Девушка улыбнулась и склонилась над узкой двурогой лирой, украшенной цветными лентами. У нее были нежные голубые глаза, затененные такими густыми и длинными ресницами, что иногда казались черными.
– Мне выступать через минуту, – сообщила она. – Я отвечу позже.
– Отвечай сейчас, – сказал Сэм не грубо, как он обычно разговаривал с женщинами, но жестко.
Дорогая квартира в верхней части респектабельной башни пустовала, и Сэм считал, что девушка может стать там очередной жиличкой. И возможно, постоянной. Что-то беспокоило его, когда он думал о Розат. Ему не нравилось, что женщина способна вызвать у него такую сильную привязанность.
Розат улыбнулась. У нее был маленький мягкий рот и темные волосы; коротко подстриженные, они окружали голову туманным ореолом. Бывало, выражение ее лица вдруг становилось насмешливым. В васильковых глазах угадывался недюжинный интеллект, а пела она голосом бархатным, как ее розовое платье. Приятный трепет этого голоса щекотал слушателям нервы.
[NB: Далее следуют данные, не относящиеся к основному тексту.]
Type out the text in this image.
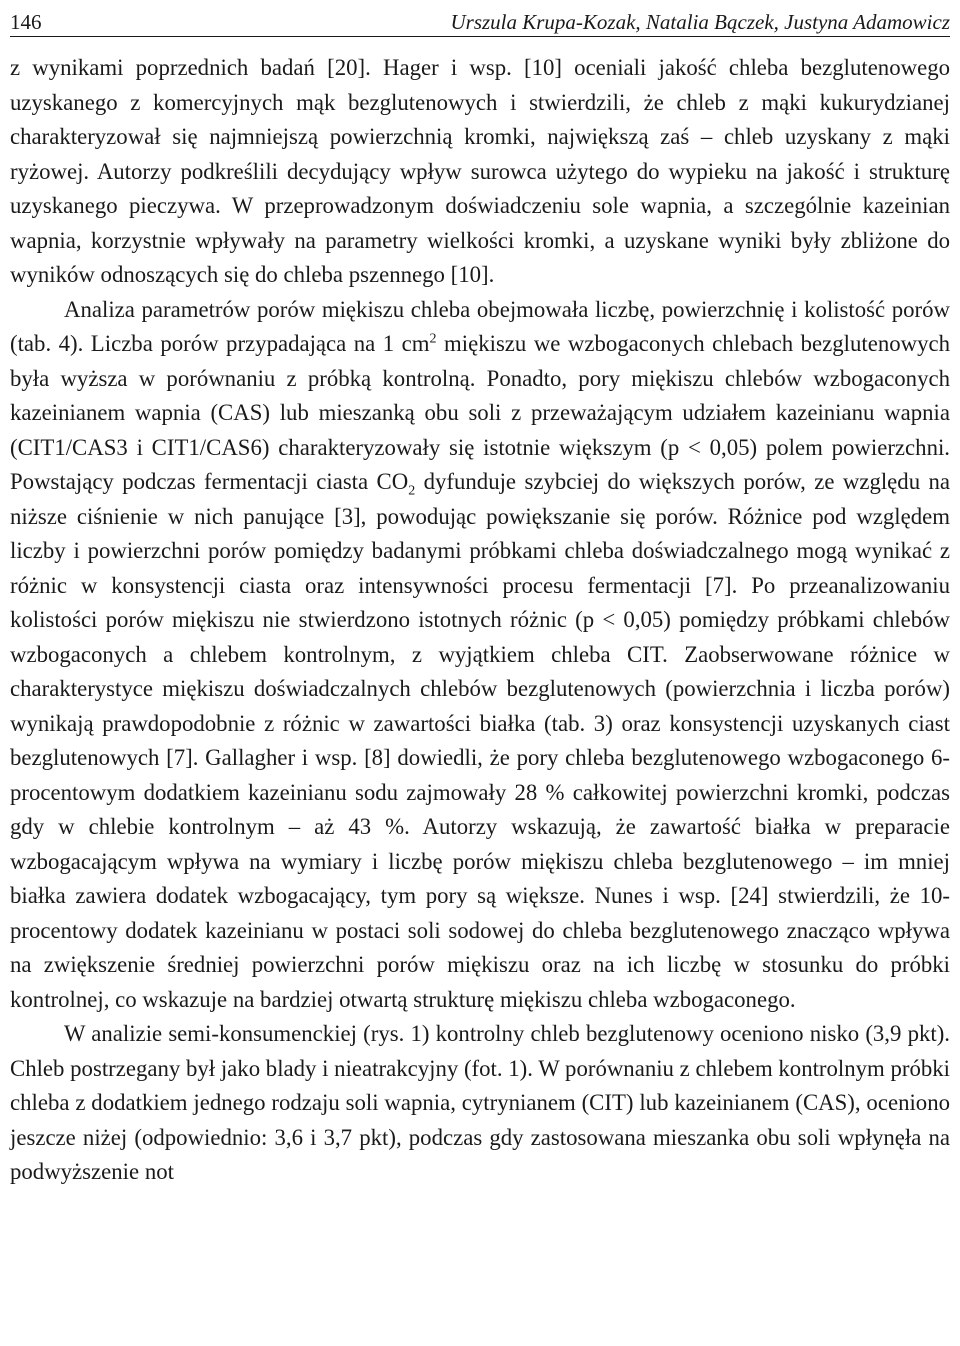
146	Urszula Krupa-Kozak, Natalia Bączek, Justyna Adamowicz

z wynikami poprzednich badań [20]. Hager i wsp. [10] oceniali jakość chleba bezglutenowego uzyskanego z komercyjnych mąk bezglutenowych i stwierdzili, że chleb z mąki kukurydzianej charakteryzował się najmniejszą powierzchnią kromki, największą zaś – chleb uzyskany z mąki ryżowej. Autorzy podkreślili decydujący wpływ surowca użytego do wypieku na jakość i strukturę uzyskanego pieczywa. W przeprowadzonym doświadczeniu sole wapnia, a szczególnie kazeinian wapnia, korzystnie wpływały na parametry wielkości kromki, a uzyskane wyniki były zbliżone do wyników odnoszących się do chleba pszennego [10].

Analiza parametrów porów miękiszu chleba obejmowała liczbę, powierzchnię i kolistość porów (tab. 4). Liczba porów przypadająca na 1 $cm^2$ miękiszu we wzbogaconych chlebach bezglutenowych była wyższa w porównaniu z próbką kontrolną. Ponadto, pory miękiszu chlebów wzbogaconych kazeinianem wapnia (CAS) lub mieszanką obu soli z przeważającym udziałem kazeinianu wapnia (CIT1/CAS3 i CIT1/CAS6) charakteryzowały się istotnie większym (p < 0,05) polem powierzchni. Powstający podczas fermentacji ciasta $CO_2$ dyfunduje szybciej do większych porów, ze względu na niższe ciśnienie w nich panujące [3], powodując powiększanie się porów. Różnice pod względem liczby i powierzchni porów pomiędzy badanymi próbkami chleba doświadczalnego mogą wynikać z różnic w konsystencji ciasta oraz intensywności procesu fermentacji [7]. Po przeanalizowaniu kolistości porów miękiszu nie stwierdzono istotnych różnic (p < 0,05) pomiędzy próbkami chlebów wzbogaconych a chlebem kontrolnym, z wyjątkiem chleba CIT. Zaobserwowane różnice w charakterystyce miękiszu doświadczalnych chlebów bezglutenowych (powierzchnia i liczba porów) wynikają prawdopodobnie z różnic w zawartości białka (tab. 3) oraz konsystencji uzyskanych ciast bezglutenowych [7]. Gallagher i wsp. [8] dowiedli, że pory chleba bezglutenowego wzbogaconego 6-procentowym dodatkiem kazeinianu sodu zajmowały 28 % całkowitej powierzchni kromki, podczas gdy w chlebie kontrolnym – aż 43 %. Autorzy wskazują, że zawartość białka w preparacie wzbogacającym wpływa na wymiary i liczbę porów miękiszu chleba bezglutenowego – im mniej białka zawiera dodatek wzbogacający, tym pory są większe. Nunes i wsp. [24] stwierdzili, że 10-procentowy dodatek kazeinianu w postaci soli sodowej do chleba bezglutenowego znacząco wpływa na zwiększenie średniej powierzchni porów miękiszu oraz na ich liczbę w stosunku do próbki kontrolnej, co wskazuje na bardziej otwartą strukturę miękiszu chleba wzbogaconego.

W analizie semi-konsumenckiej (rys. 1) kontrolny chleb bezglutenowy oceniono nisko (3,9 pkt). Chleb postrzegany był jako blady i nieatrakcyjny (fot. 1). W porównaniu z chlebem kontrolnym próbki chleba z dodatkiem jednego rodzaju soli wapnia, cytrynianem (CIT) lub kazeinianem (CAS), oceniono jeszcze niżej (odpowiednio: 3,6 i 3,7 pkt), podczas gdy zastosowana mieszanka obu soli wpłynęła na podwyższenie not
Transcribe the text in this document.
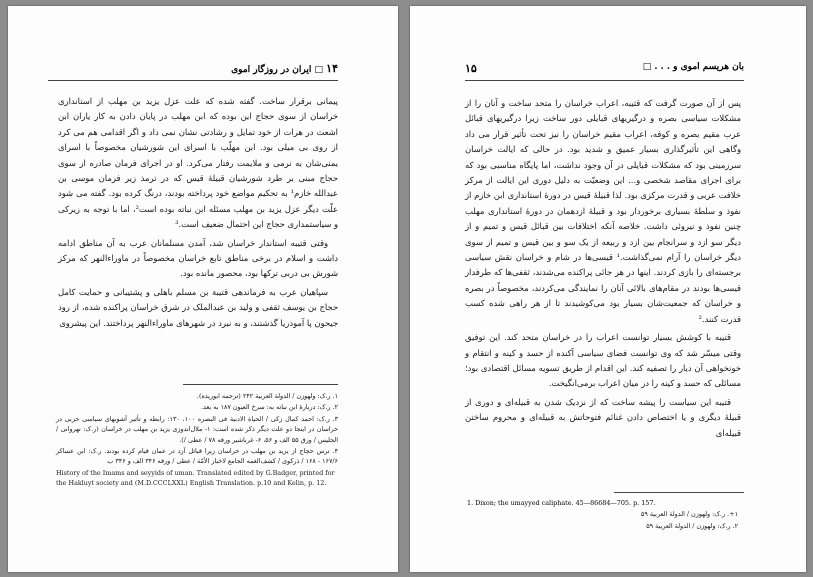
۱۴ □ ایران در روزگار اموی

پیمانی برقرار ساخت. گفته شده که علت عزل یزید بن مهلب از استانداری خراسان از سوی حجاج این بوده که ابن مهلب در پایان دادن به کار یاران ابن اشعث در هرات از خود تمایل و رشادتی نشان نمی داد و اگر اقدامی هم می کرد از روی بی میلی بود. ابن مهلّب با اسرای این شورشیان مخصوصاً با اسرای یمنی‌شان به نرمی و ملایمت رفتار می‌کرد. او در اجرای فرمان صادره از سوی حجاج مبنی بر طرد شورشیان قبیلهٔ قیس که در ترمذ زیر فرمان موسی بن عبدالله خازم¹ به تحکیم مواضع خود پرداخته بودند، درنگ کرده بود. گفته می شود علّت دیگر عزل یزید بن مهلب مسئله ابن نباته بوده است²، اما با توجه به زیرکی و سیاستمداری حجاج این احتمال ضعیف است.³

وقتی قتیبه استاندار خراسان شد، آمدن مسلمانان عرب به آن مناطق ادامه داشت و اسلام در برخی مناطق تابع خراسان مخصوصاً در ماوراءالنهر که مرکز شورش بی دربی ترکها بود، محصور مانده بود.

سپاهیان عرب به فرماندهی قتیبة بن مسلم باهلی و پشتیبانی و حمایت کامل حجاج بن یوسف ثقفی و ولید بن عبدالملک در شرق خراسان پراکنده شده، از رود جیحون پا آمودریا گذشتند، و به نبرد در شهرهای ماوراءالنهر پرداختند. این پیشروی

۱. ر.ک: ولهوزن / الدولة العربية ۲۴۲ (ترجمه ابوریده).

۲. ر.ک: دربارهٔ ابن نباته به: سرخ العیون ۱۸۷ به بعد.

۳. ر.ک: احمد کمال زکی / الحیاة الادبیة فی البصره ۱۰۰، ۱۳۰: رابطه و تأثیر آشوبهای سیاسی حزبی در خراسان در اینجا دو علت دیگر ذکر شده است: ۱- ملال‌اندوزی یزید بن مهلب در خراسان (ر.ک: نهروانی / الجلیس / ورق ۵۵ الف و ۵۶، ۶- غرباشیر ورقه ۷۸ / عطی /).

۴. ترس حجاج از یزید بن مهلب در خراسان زیرا قبائل آزد در عمان قیام کرده بودند. ر.ک: ابن عساکر ۱۶۷/۶ - ۱۶۸ / ذرکوی / کشف‌الغمه الجامع لاخبار الأمّة / عطی / ورقه ۳۴۶ الف و ۳۴۶ ب

History of the Imams and seyyids of uman. Translated edited by G.Badger, printed for the Hakluyt society and (M.D.CCCLXXL) English Translation. p.10 and Kelin, p. 12.

بان هریسم اموی و . . . □
۱۵

پس از آن صورت گرفت که قتیبه، اعراب خراسان را متحد ساخت و آنان را از مشکلات سیاسی بصره و درگیریهای قبایلی دور ساخت زیرا درگیریهای قبائل عرب مقیم بصره و کوفه، اعراب مقیم خراسان را نیز تحت تأثیر قرار می داد وگاهی این تأثیرگذاری بسیار عمیق و شدید بود. در حالی که ایالت خراسان سرزمینی بود که مشکلات قبایلی در آن وجود نداشت، اما پایگاه مناسبی بود که برای اجرای مقاصد شخصی و... این وضعیّت به دلیل دوری این ایالت از مرکز خلافت عربی و قدرت مرکزی بود. لذا قبیلهٔ قیس در دورهٔ استانداری ابن خازم از نفوذ و سلطهٔ بسیاری برخوردار بود و قبیلهٔ ازدهمان در دورهٔ استانداری مهلب چنین نفوذ و نیروئی داشت. خلاصه آنکه اختلافات بین قبائل قیس و تمیم و از دیگر سو ازد و سرانجام بین ازد و ربیعه از یک سو و بین قیس و تمیم از سوی دیگر خراسان را آرام نمی‌گذاشت.¹ قیسی‌ها در شام و خراسان نقش سیاسی برجسته‌ای را بازی کردند. اینها در هر جائی پراکنده می‌شدند، ثقفی‌ها که طرفدار قیسی‌ها بودند در مقام‌های بالائی آنان را نمایندگی می‌کردند، مخصوصاً در بصره و خراسان که جمعیت‌شان بسیار بود می‌کوشیدند تا از هر راهی شده کسب قدرت کنند.²

قتیبه با کوشش بسیار توانست اعراب را در خراسان متحد کند. این توفیق وقتی میسّر شد که وی توانست فضای سیاسی آکنده از حسد و کینه و انتقام و خونخواهی آن دیار را تصفیه کند. این اقدام از طریق تسویه مسائل اقتصادی بود؛ مسائلی که حسد و کینه را در میان اعراب برمی‌انگیخت.

قتیبه این سیاست را پیشه ساخت که از نزدیک شدن به قبیله‌ای و دوری از قبیلهٔ دیگری و یا اختصاص دادن غنائم فتوحاتش به قبیله‌ای و محروم ساختن قبیله‌ای

1. Dixon; the umayyed caliphate. 45—86684—705. p. 157.

۱+. ر.ک: ولهوزن / الدولة العربية ۵۹

۲. ر.ک: ولهوزن / الدولة العربية ۵۹
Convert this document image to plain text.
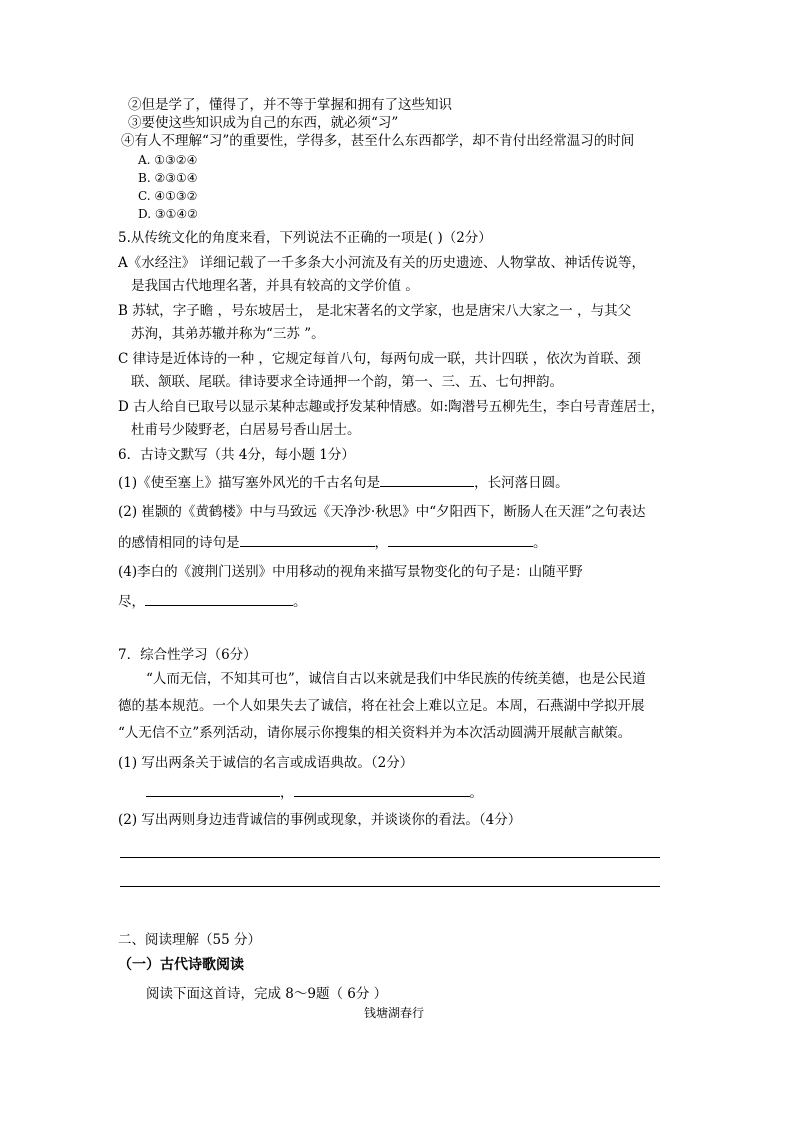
②但是学了，懂得了，并不等于掌握和拥有了这些知识
③要使这些知识成为自己的东西，就必须“习”
④有人不理解“习”的重要性，学得多，甚至什么东西都学，却不肯付出经常温习的时间
A. ①③②④
B. ②③①④
C. ④①③②
D. ③①④②
5.从传统文化的角度来看，下列说法不正确的一项是( )（2分）
A《水经注》 详细记载了一千多条大小河流及有关的历史遗迹、人物掌故、神话传说等，
是我国古代地理名著，并具有较高的文学价值 。
B 苏轼，字子瞻 ，号东坡居士， 是北宋著名的文学家，也是唐宋八大家之一 ，与其父
苏洵，其弟苏辙并称为“三苏 ”。
C 律诗是近体诗的一种 ，它规定每首八句，每两句成一联，共计四联 ，依次为首联、颈
联、颔联、尾联。律诗要求全诗通押一个韵，第一、三、五、七句押韵。
D 古人给自已取号以显示某种志趣或抒发某种情感。如:陶潜号五柳先生，李白号青莲居士，
杜甫号少陵野老，白居易号香山居士。
6．古诗文默写（共 4分，每小题 1分）
(1)《使至塞上》描写塞外风光的千古名句是	，长河落日圆。
(2) 崔颢的《黄鹤楼》中与马致远《天净沙·秋思》中“夕阳西下，断肠人在天涯”之句表达
的感情相同的诗句是	，	。
(4)李白的《渡荆门送别》中用移动的视角来描写景物变化的句子是：山随平野
尽，	。
7．综合性学习（6分）
“人而无信，不知其可也”，诚信自古以来就是我们中华民族的传统美德，也是公民道
德的基本规范。一个人如果失去了诚信，将在社会上难以立足。本周，石燕湖中学拟开展
“人无信不立”系列活动，请你展示你搜集的相关资料并为本次活动圆满开展献言献策。
(1) 写出两条关于诚信的名言或成语典故。（2分）
，	。
(2) 写出两则身边违背诚信的事例或现象，并谈谈你的看法。（4分）
二、阅读理解（55 分）
（一）古代诗歌阅读
阅读下面这首诗，完成 8～9题（ 6分 ）
钱塘湖春行
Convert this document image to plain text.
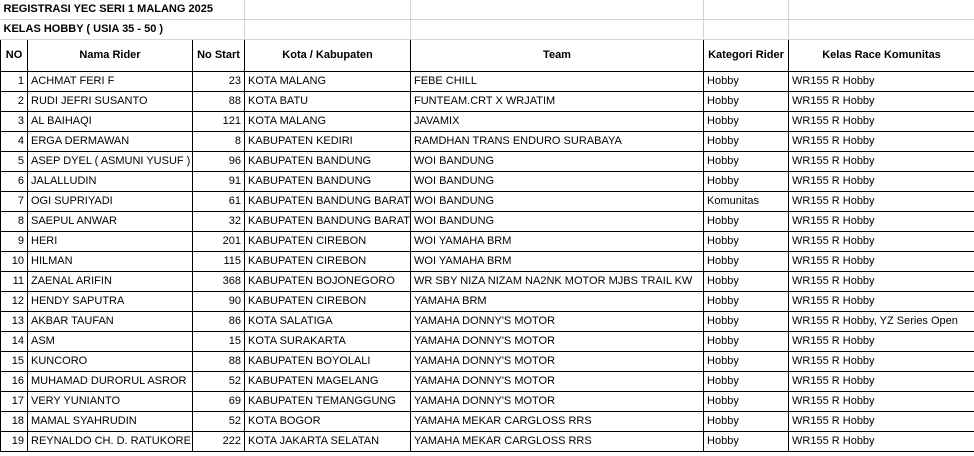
REGISTRASI YEC SERI 1 MALANG 2025						
KELAS HOBBY ( USIA 35 - 50 )						
NO	Nama Rider	No Start	Kota / Kabupaten	Team	Kategori Rider	Kelas Race Komunitas
1	ACHMAT FERI F	23	KOTA MALANG	FEBE CHILL	Hobby	WR155 R Hobby
2	RUDI JEFRI SUSANTO	88	KOTA BATU	FUNTEAM.CRT X WRJATIM	Hobby	WR155 R Hobby
3	AL BAIHAQI	121	KOTA MALANG	JAVAMIX	Hobby	WR155 R Hobby
4	ERGA DERMAWAN	8	KABUPATEN KEDIRI	RAMDHAN TRANS ENDURO SURABAYA	Hobby	WR155 R Hobby
5	ASEP DYEL ( ASMUNI YUSUF )	96	KABUPATEN BANDUNG	WOI BANDUNG	Hobby	WR155 R Hobby
6	JALALLUDIN	91	KABUPATEN BANDUNG	WOI BANDUNG	Hobby	WR155 R Hobby
7	OGI SUPRIYADI	61	KABUPATEN BANDUNG BARAT	WOI BANDUNG	Komunitas	WR155 R Hobby
8	SAEPUL ANWAR	32	KABUPATEN BANDUNG BARAT	WOI BANDUNG	Hobby	WR155 R Hobby
9	HERI	201	KABUPATEN CIREBON	WOI YAMAHA BRM	Hobby	WR155 R Hobby
10	HILMAN	115	KABUPATEN CIREBON	WOI YAMAHA BRM	Hobby	WR155 R Hobby
11	ZAENAL ARIFIN	368	KABUPATEN BOJONEGORO	WR SBY NIZA NIZAM NA2NK MOTOR MJBS TRAIL KW	Hobby	WR155 R Hobby
12	HENDY SAPUTRA	90	KABUPATEN CIREBON	YAMAHA BRM	Hobby	WR155 R Hobby
13	AKBAR TAUFAN	86	KOTA SALATIGA	YAMAHA DONNY'S MOTOR	Hobby	WR155 R Hobby, YZ Series Open
14	ASM	15	KOTA SURAKARTA	YAMAHA DONNY'S MOTOR	Hobby	WR155 R Hobby
15	KUNCORO	88	KABUPATEN BOYOLALI	YAMAHA DONNY'S MOTOR	Hobby	WR155 R Hobby
16	MUHAMAD DURORUL ASROR	52	KABUPATEN MAGELANG	YAMAHA DONNY'S MOTOR	Hobby	WR155 R Hobby
17	VERY YUNIANTO	69	KABUPATEN TEMANGGUNG	YAMAHA DONNY'S MOTOR	Hobby	WR155 R Hobby
18	MAMAL SYAHRUDIN	52	KOTA BOGOR	YAMAHA MEKAR CARGLOSS RRS	Hobby	WR155 R Hobby
19	REYNALDO CH. D. RATUKORE	222	KOTA JAKARTA SELATAN	YAMAHA MEKAR CARGLOSS RRS	Hobby	WR155 R Hobby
Сэм Рид побаивался ее. Но он не был бы самим собой, если бы не ринулся в эту западню. Он привык встречать опасность лицом к лицу, а потому решил: если невозможно изгнать из мыслей это бархатное создание, то нужно пресытиться им. И как можно скорее.
Розат задумчиво коснулась струны:
– Я слышала сегодня утром кое-что интересное. Джим Шеффилд больше тебя не жалует. Это правда?
Сэм бесстрастно проговорил:
– Я задал вопрос.
– Я тоже.
– Хорошо. Насчет Джима правда. Я завещаю тебе мой годовой доход на случай, если он доберется до меня первым. Тебя именно это заботит?
Она вспыхнула и так дернула струну, что та исчезла в яростной вибрации.
– Сэм Рид, за такое дают пощечину! Ты же знаешь, что я могу заработать на жизнь.
Сэм вздохнул. Она действительно могла заработать, и это делало разговор особенно трудным.
Розат популярная певица. Если она согласится жить с Сэмом, то не из-за денег. И это тоже делает ее опасной для его душевного спокойствия.
Медленный ритм музыки соответствовал медленным поворотам комнаты. А когда мелодия зазвучала громче, заставив дрожать все ароматные струйки в зале, Розат встала и прижала к бедру узкую, высокую лиру.
– Это меня, – сказала она. – Я подумаю, Сэм. Дай мне несколько дней… Я могу оказаться совсем не подходящей для тебя.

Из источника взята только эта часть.